There's that moment when driving when you realize you've pushed things too far. We all have done it, although it's more likely occurred behind the wheel of a pickup truck or a rugged little off-roader than in a Corolla.
So it may not surprise you that I have, like many, found myself and the vehicle I'm driving buried up to the axles in quagmire. Maybe it was on the beaches of the Outer Banks, or maybe during a particularly furious snowstorm somewhere in the hills of Pennsyltucky. In both cases, I was skilled enough — or lucky enough, depending on how you look at it — to extricate myself, albeit not without a heavy dose of panic, sweat and mental images of having to call for a rescue party.
Oh, if I had only had Crawl Control, which takes over a vehicle's acceleration and braking; all you do is select the speed you want to travel, anywhere from 1-5 mph, and steer. The truck does the rest, gently descending a rock-encrusted slope or digging its way out of the sand or snow. It's quite remarkable and a testament to the power of a microchip, not to mention the engineers at Toyota.
Remarkably, Crawl Control can be found on the 2016 Toyota Tacoma pickup truck. Aside from Toyota, the only other brand with it is Range Rover, which costs quite a bit more.
The Toyota's the better deal, and not just because of its affordable price. Let's face it, you'd never be able to dump a load of mulch in the back of a Range Rover. Oh, you could, I guess, but try explaining why a freight car of Febreze might be a good idea.
So not only does the new Tacoma allow you to take that shortcut your friends told you never to take, it will also haul a lot of stuff. Either way, it saves your carcass and a lot of explanations. In other words, it makes life easier.
And there's plenty of other technology the truck offers that adds to the ease.
If you're heading to the local shopping center, you'll be able to keep all the mindless drivers at bay, both on the way and in the parking lot, thanks to the blind-spot monitor with rear cross-traffic alert. Also, you can recharge your smartphone wirelessly or start the truck at the touch of a button. There's dual-zone automatic climate control to keep you comfy and a touchscreen audio system with audio jack, USB port and Bluetooth to keep you entertained during the daily commute. There's even a standard Go Pro mount located near the rearview mirror to catch egregious drivers on camera or record your rollicking, off-road weekend.
Of course, when you want to entertain yourself by heading some place less civilized, the Tacoma is ready to handle it.
The 2016 Tacoma is offered in base SR, SR5, TRD Sport, TRD Off-Road and top-of-the line Limited trim. There are two cab styles, extended Access Cab and four-door Double Cab, with either rear-wheel drive or all-wheel drive. Access Cabs have a 127.4-inch wheelbase and a 73.7-inch bed.
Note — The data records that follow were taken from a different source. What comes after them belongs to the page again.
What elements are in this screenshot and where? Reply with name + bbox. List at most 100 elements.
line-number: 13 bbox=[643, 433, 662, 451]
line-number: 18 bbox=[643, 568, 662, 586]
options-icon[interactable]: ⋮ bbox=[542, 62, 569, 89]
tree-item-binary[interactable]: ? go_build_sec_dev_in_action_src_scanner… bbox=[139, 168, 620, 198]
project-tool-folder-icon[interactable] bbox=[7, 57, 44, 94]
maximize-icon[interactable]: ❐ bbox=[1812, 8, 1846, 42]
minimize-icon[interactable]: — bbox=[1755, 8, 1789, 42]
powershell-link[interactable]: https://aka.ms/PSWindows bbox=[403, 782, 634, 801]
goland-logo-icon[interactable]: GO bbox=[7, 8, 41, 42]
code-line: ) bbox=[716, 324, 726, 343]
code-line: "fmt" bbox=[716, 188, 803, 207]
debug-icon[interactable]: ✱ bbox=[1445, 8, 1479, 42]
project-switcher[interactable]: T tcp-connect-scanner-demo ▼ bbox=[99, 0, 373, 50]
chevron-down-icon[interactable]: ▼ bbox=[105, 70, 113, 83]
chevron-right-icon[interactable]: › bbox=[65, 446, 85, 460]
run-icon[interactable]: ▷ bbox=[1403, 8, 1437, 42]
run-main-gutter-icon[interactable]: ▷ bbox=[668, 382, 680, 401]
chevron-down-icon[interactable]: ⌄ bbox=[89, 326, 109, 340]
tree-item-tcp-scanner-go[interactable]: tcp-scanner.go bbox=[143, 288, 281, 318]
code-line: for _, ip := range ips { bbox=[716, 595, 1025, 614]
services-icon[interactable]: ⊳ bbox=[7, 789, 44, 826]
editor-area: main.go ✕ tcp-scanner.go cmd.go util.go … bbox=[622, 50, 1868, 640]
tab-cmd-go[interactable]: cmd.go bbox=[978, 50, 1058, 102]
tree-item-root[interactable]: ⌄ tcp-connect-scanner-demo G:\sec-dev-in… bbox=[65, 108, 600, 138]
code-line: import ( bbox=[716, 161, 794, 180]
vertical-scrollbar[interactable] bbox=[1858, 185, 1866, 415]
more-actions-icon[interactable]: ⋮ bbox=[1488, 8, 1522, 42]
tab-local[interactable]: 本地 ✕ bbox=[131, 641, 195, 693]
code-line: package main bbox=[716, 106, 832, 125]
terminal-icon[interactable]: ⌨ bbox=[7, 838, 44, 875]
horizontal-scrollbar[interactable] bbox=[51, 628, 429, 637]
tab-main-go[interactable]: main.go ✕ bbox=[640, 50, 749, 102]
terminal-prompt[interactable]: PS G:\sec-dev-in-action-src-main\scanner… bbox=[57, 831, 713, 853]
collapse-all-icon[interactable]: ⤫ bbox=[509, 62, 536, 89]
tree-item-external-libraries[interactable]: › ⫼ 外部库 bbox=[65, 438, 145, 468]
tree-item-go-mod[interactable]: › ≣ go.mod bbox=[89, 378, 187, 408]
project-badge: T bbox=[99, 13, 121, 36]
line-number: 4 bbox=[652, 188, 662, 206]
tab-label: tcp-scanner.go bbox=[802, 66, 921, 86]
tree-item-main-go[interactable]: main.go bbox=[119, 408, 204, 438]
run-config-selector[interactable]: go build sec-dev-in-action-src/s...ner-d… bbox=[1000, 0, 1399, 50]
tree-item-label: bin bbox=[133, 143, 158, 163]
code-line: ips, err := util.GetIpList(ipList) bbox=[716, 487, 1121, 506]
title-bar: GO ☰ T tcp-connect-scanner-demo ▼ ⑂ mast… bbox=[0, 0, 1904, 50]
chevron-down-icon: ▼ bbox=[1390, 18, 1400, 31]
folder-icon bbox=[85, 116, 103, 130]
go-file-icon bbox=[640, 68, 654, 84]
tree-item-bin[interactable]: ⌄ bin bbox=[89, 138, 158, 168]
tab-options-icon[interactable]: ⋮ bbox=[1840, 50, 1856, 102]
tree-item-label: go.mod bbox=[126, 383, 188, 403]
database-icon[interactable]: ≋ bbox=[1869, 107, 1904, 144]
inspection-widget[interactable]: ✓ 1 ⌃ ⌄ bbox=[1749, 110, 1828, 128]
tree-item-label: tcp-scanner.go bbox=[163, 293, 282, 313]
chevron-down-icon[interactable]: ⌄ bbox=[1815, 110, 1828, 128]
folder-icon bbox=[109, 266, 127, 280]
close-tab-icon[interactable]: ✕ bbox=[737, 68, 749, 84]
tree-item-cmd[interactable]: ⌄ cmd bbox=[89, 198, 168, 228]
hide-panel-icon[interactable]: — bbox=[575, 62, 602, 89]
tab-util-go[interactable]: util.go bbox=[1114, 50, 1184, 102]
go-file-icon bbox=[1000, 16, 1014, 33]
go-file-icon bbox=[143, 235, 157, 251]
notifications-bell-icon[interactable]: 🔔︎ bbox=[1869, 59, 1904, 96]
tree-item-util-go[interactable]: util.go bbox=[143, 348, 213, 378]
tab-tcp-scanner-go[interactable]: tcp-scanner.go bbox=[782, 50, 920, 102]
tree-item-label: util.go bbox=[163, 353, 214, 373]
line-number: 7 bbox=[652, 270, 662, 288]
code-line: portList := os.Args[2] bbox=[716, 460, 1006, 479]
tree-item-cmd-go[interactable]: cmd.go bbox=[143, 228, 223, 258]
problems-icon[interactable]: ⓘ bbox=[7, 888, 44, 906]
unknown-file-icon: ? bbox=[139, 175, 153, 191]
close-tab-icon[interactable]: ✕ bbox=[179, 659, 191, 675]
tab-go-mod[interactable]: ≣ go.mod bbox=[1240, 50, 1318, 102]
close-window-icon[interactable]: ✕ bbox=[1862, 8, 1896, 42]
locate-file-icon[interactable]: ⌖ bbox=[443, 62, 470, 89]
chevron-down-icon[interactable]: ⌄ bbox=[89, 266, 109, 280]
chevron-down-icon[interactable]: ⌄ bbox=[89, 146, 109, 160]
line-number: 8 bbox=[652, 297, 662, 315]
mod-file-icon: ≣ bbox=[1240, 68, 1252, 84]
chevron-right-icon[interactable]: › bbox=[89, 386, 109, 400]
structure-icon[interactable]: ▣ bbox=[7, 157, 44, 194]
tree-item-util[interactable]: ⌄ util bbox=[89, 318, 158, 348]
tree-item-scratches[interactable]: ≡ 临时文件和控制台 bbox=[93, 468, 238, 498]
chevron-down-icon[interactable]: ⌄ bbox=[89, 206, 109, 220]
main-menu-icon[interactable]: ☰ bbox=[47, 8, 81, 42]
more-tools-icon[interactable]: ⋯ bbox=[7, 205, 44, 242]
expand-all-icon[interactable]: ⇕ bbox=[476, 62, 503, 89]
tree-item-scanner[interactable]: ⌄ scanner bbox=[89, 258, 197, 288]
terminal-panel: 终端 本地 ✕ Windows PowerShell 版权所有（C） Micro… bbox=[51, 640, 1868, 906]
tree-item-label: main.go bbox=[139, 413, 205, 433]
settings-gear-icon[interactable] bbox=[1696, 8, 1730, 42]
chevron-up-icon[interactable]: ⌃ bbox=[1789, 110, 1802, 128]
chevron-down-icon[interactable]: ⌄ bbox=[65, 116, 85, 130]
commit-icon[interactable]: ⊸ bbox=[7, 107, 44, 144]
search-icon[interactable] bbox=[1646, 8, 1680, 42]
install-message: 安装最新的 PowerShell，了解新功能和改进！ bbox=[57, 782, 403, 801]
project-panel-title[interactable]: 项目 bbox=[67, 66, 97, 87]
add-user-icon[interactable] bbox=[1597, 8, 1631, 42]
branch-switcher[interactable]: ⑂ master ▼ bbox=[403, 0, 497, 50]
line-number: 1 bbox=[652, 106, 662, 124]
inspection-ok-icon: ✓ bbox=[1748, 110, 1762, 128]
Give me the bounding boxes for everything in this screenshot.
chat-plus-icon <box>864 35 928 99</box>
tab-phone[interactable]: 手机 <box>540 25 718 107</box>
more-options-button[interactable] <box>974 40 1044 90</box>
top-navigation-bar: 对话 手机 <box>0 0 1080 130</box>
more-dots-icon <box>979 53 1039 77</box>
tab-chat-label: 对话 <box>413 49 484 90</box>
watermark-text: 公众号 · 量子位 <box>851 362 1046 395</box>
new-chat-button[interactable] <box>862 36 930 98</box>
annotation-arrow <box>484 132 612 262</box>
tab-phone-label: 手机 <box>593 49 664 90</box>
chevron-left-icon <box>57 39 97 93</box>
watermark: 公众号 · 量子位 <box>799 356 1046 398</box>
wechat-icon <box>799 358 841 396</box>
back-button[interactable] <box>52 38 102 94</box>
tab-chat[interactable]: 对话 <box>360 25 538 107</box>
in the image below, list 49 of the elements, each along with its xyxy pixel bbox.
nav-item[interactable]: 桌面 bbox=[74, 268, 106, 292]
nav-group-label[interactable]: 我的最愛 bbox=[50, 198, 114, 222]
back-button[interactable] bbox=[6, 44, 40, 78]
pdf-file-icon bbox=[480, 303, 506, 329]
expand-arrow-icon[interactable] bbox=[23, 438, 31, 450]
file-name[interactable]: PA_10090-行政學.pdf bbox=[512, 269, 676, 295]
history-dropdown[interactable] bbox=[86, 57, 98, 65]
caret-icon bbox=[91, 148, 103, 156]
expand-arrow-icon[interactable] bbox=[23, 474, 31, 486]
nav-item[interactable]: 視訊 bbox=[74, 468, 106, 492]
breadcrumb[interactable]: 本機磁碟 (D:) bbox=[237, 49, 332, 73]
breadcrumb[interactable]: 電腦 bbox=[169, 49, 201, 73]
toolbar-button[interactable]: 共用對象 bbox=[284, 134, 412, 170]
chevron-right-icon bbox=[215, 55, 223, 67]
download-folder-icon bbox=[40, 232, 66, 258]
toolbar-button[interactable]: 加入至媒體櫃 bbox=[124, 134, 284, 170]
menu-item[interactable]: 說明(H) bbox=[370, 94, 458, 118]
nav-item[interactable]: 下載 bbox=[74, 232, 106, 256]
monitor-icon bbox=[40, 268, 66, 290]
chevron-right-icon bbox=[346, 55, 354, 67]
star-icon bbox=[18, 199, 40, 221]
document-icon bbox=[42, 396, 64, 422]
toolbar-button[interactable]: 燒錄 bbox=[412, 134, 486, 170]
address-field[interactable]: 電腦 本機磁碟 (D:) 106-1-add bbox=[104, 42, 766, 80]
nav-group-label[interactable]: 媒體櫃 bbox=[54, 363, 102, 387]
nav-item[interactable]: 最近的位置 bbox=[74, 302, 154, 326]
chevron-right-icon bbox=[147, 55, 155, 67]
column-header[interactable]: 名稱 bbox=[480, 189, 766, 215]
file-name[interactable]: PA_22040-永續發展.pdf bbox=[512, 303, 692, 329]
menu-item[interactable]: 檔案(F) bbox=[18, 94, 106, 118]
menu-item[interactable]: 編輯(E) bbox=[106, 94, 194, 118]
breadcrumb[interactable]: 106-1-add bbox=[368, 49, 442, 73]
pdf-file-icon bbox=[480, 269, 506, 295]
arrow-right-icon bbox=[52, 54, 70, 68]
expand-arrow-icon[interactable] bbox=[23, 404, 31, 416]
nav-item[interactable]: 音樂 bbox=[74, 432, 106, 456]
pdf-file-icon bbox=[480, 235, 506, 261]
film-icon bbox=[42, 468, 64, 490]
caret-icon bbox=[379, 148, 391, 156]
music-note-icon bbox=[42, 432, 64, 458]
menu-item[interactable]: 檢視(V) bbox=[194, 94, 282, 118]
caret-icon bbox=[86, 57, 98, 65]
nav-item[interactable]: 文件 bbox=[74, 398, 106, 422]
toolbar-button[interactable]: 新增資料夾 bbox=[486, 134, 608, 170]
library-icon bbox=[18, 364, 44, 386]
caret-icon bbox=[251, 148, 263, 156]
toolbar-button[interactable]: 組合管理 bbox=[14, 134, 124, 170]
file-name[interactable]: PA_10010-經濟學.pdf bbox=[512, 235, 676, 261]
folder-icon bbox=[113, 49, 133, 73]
Double Cabs are offered with a 127.4-inch wheelbase with a shorter 60.5-inch bed or a 141-inch wheelbase with the longer 73.7-inch bed.
The platform has been strengthened to make it safer, while the suspension has been revised so that your vertebrae no longer shatter when traversing troublesome terrain. It's much improved.
When it comes to powering your truck, there are two options. If you're really not in a hurry, you might be able to put up with the wheezy 2.7-liter double-overhead-cam four-cylinder engine that generates 159 horsepower and 180 pound-feet of torque. But why would you? The Environmental Protection Agency rates this driveline at 19 mpg city and 21 mpg highway with all-wheel drive and a 5-speed manual. Opting for the automatic increases the highway mileage to 22 mpg. And while you could opt for rear-wheel drive and an automatic, it's still only 19 city, 23 highway.
You want Toyota's new 3.5-liter V-6, rated at 278 horsepower and 265 pound-feet of torque mated to a 6-speed manual or automatic transmission. With rear-wheel drive and the automatic, mileage comes in at 19 city and 24 highway, better than any four-cylinder powerplant. Opting for four-wheel drive takes the ratings down to 17 city, 21 highway with the manual, and 18 city, 23 highway with the automatic. Equip this baby right and you can yank 6,800 pounds of trailer and 1,620 pounds of junk.
And being a new model, you'll also get all of those electronic driveline gewgaws that come in handy when you least expect it, such as Multi-Terrain Select, which adjusts the trucks systems to suit the terrain you're traversing. There's also a locking rear differential, hill start assist, stability control, traction control, anti-lock brakes, electronic brake force distribution and brake assist. There's even a rear backup camera.
Finally, need I say that Toyota expertly facelifted the Tacoma while maintaining its classic personality? And given that the Tacoma starts at $25,385, it's hard to resist.
I mean, look at it. It's one tough truck that's easy to adore.
Make mine a Double Cab 4x4 TRD Off-Road, please.